LAST month, the president of Interpol, Meng Hongwei, made a trip back to China — and promptly vanished. His wife hadn’t heard from him since September 25 when he sent her via text message an emoji of a knife, an ominous sign.
After a week of waiting, during which she was unable to reach her husband, Grace Meng informed the French police on October 4, and news of Meng’s disappearance became public. It was only on October 8, after a meeting of its Communist Party committee in the small hours, did the ministry announce that Meng had been detained pending investigation into charges of corruption.
Subsequently, Interpol received a message from Meng announcing his resignation, effective immediately.
It was unclear if the alleged offenses occurred before or after Meng assumed the presidency of Interpol in November 2016, the first Chinese national to lead the international criminal police organization, headquartered in Lyon, France.
As is normally the case, Meng’s name was put forward by the Chinese government. It certainly added to the country’s luster that a vice minister of China’s Ministry of Public Security was considered fit to lead Interpol. But now, it seems, China may have picked the wrong man, one who, according to the ministry’s website, turns out to be corrupt.
China’s global influence has been expanding as the country continues to rise in economic, political, diplomatic and military terms. There has been a growing trend in the last dozen years for Chinese nationals to assume leadership positions in global institutions. The process is still continuing but, as the Meng case shows, China needs to pick the right people to nominate. Otherwise, such nominees will negatively affect China’s image and undermine confidence in other Chinese who lead global institutions.
The way China has handled the Meng case is baffling. It did not even inform Interpol that it was holding its president on suspected corruption charges until almost two weeks after detaining him, and until the French police had started investigating his disappearance. Of course, Meng is a Chinese national subject to Chinese law, but it is seriously disrespectful to Interpol, to say the least, not to inform the organization.
Aside from Interpol, Chinese nationals today also hold key posts in the World Bank, the International Monetary Fund, the World Trade Organization, the International Civil Aviation Organization and the International Telecommunications Union.
Interestingly enough, the first Chinese national to lead a key global body was a woman doctor from Hong Kong, Margaret Chan.

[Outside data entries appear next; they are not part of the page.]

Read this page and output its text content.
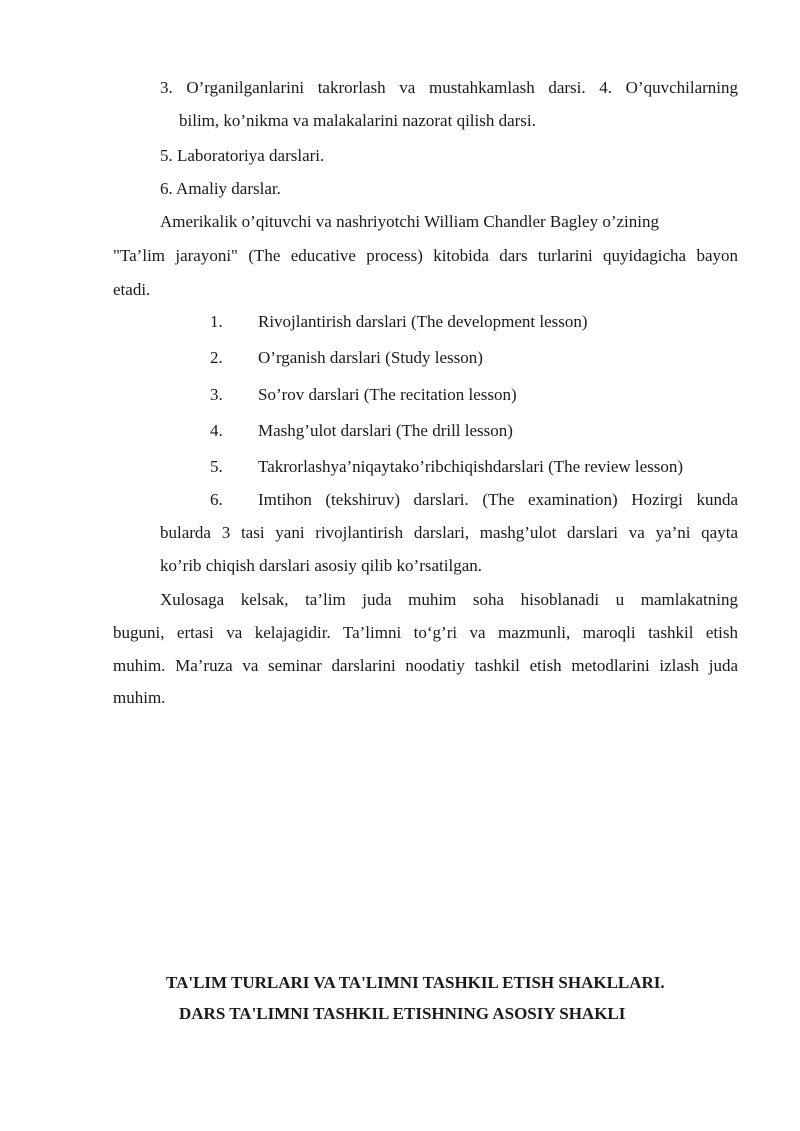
3. O’rganilganlarini takrorlash va mustahkamlash darsi. 4. O’quvchilarning
bilim, ko’nikma va malakalarini nazorat qilish darsi.
5. Laboratoriya darslari.
6. Amaliy darslar.
Amerikalik o’qituvchi va nashriyotchi William Chandler Bagley o’zining
"Ta’lim jarayoni" (The educative process) kitobida dars turlarini quyidagicha bayon
etadi.
1. Rivojlantirish darslari (The development lesson)
2. O’rganish darslari (Study lesson)
3. So’rov darslari (The recitation lesson)
4. Mashg’ulot darslari (The drill lesson)
5. Takrorlashya’niqaytako’ribchiqishdarslari (The review lesson)
6. Imtihon (tekshiruv) darslari. (The examination) Hozirgi kunda
bularda 3 tasi yani rivojlantirish darslari, mashg’ulot darslari va ya’ni qayta
ko’rib chiqish darslari asosiy qilib ko’rsatilgan.
Xulosaga kelsak, ta’lim juda muhim soha hisoblanadi u mamlakatning
buguni, ertasi va kelajagidir. Ta’limni to‘g’ri va mazmunli, maroqli tashkil etish
muhim. Ma’ruza va seminar darslarini noodatiy tashkil etish metodlarini izlash juda
muhim.
TA'LIM TURLARI VA TA'LIMNI TASHKIL ETISH SHAKLLARI.
DARS TA'LIMNI TASHKIL ETISHNING ASOSIY SHAKLI
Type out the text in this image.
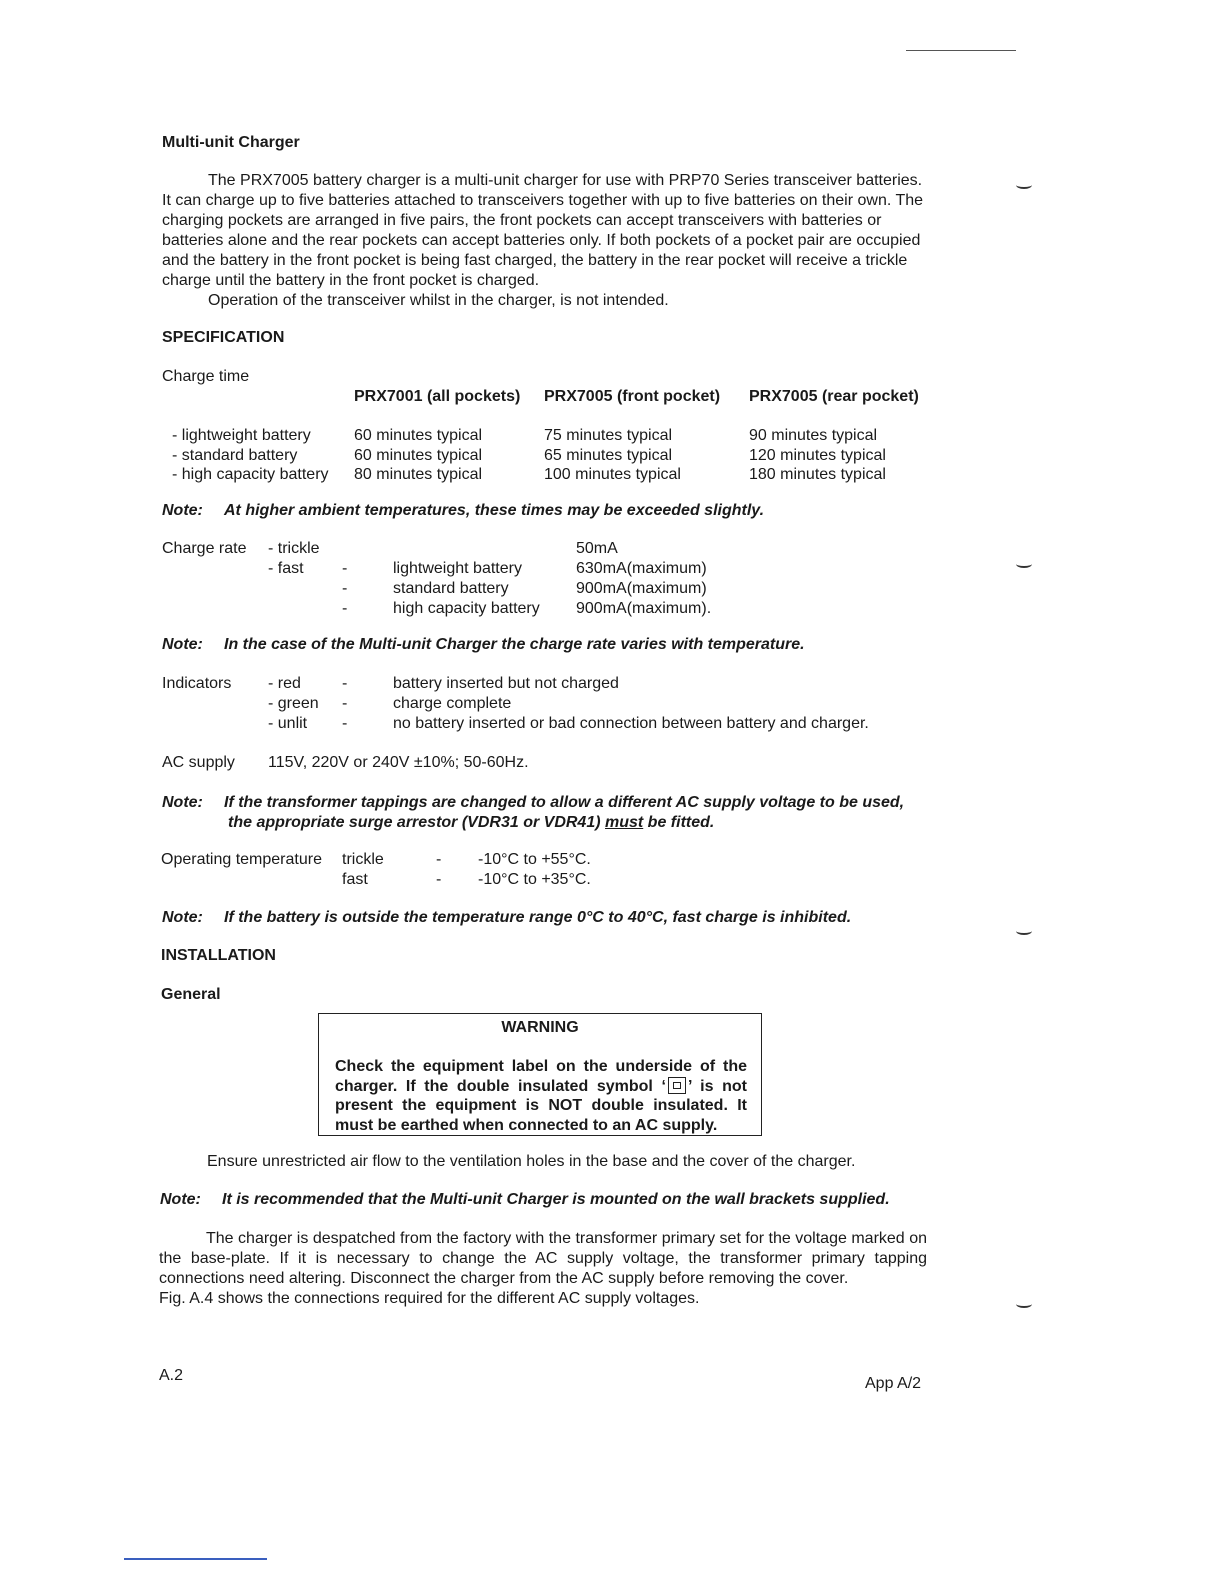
Multi-unit Charger

The PRX7005 battery charger is a multi-unit charger for use with PRP70 Series transceiver batteries. It can charge up to five batteries attached to transceivers together with up to five batteries on their own. The charging pockets are arranged in five pairs, the front pockets can accept transceivers with batteries or batteries alone and the rear pockets can accept batteries only. If both pockets of a pocket pair are occupied and the battery in the front pocket is being fast charged, the battery in the rear pocket will receive a trickle charge until the battery in the front pocket is charged.

Operation of the transceiver whilst in the charger, is not intended.

SPECIFICATION
Charge time
PRX7001 (all pockets) PRX7005 (front pocket) PRX7005 (rear pocket)
- lightweight battery	60 minutes typical	75 minutes typical	90 minutes typical
- standard battery	60 minutes typical	65 minutes typical	120 minutes typical
- high capacity battery 80 minutes typical	100 minutes typical	180 minutes typical
Note: At higher ambient temperatures, these times may be exceeded slightly.
Charge rate - trickle	50mA
- fast -	lightweight battery	630mA(maximum)
-	standard battery	900mA(maximum)
-	high capacity battery 900mA(maximum).
Note: In the case of the Multi-unit Charger the charge rate varies with temperature.
Indicators - red	-	battery inserted but not charged
- green -	charge complete
- unlit -	no battery inserted or bad connection between battery and charger.
AC supply 115V, 220V or 240V ±10%; 50-60Hz.
Note: If the transformer tappings are changed to allow a different AC supply voltage to be used,
the appropriate surge arrestor (VDR31 or VDR41) must be fitted.
Operating temperature trickle	- -10°C to +55°C.
fast	- -10°C to +35°C.
Note: If the battery is outside the temperature range 0°C to 40°C, fast charge is inhibited.
INSTALLATION
General
WARNING
Check the equipment label on the underside of the charger. If the double insulated symbol ‘ ’ is not present the equipment is NOT double insulated. It must be earthed when connected to an AC supply.
Ensure unrestricted air flow to the ventilation holes in the base and the cover of the charger.
Note: It is recommended that the Multi-unit Charger is mounted on the wall brackets supplied.

The charger is despatched from the factory with the transformer primary set for the voltage marked on the base-plate. If it is necessary to change the AC supply voltage, the transformer primary tapping connections need altering. Disconnect the charger from the AC supply before removing the cover.

Fig. A.4 shows the connections required for the different AC supply voltages.

A.2	App A/2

She was director of health in Hong Kong for nine years and dealt with the bird flu crisis of 1997 and the far graver SARS crisis of 2002-2003. She joined the WHO in 2003 as director of the Department for Protection of the Human Environment.
She then served as director, Communicable Diseases Surveillance and Response and in September 2005 she was named assistant director-general for communicable diseases.
After the sudden death of Director General Lee Jong-wook in 2006, she ran for his post with China’s strong support. However, during her campaign, she said: “You need to leave your nationality behind because you’re serving the world. If elected, I’m not serving Hong Kong’s interests. I’m not serving China’s interests. I’m serving the world’s interests. That’s a very important message to get clear.”
Ironically, while she won her WHO post largely on the strength of her expertise in dealing with infectious diseases, China — the country that sponsored her — was known to have been less than honest in dealing with the world health body during the SARS crisis. At a news conference after her appointment, Chan was asked about her nationality and China’s cover-up during the SARS crisis.
She replied that, being a Chinese national, she hoped that she would have better access to senior levels of the Chinese government.
Perhaps as a result of that relationship, China has significantly improved as far as openness in medical matters is concerned. Their interests collided during SARS, when Hong Kong needed information and Beijing was unwilling to provide it. But, after 2006, their interests largely coincided.
Overall, China should certainly appreciate that Hong Kong, and Chan in particular, was able to help launch Beijing onto the world stage by assuming the top position at a key United Nations body, at a time when China was unable to do it on its own.
It would be good if other Chinese officials serving in global posts, such as Interpol, were able to have the same positive influence as Margaret Chan did and help their home government to institute reforms in their areas of expertise. Of course, China has to pick the right people first.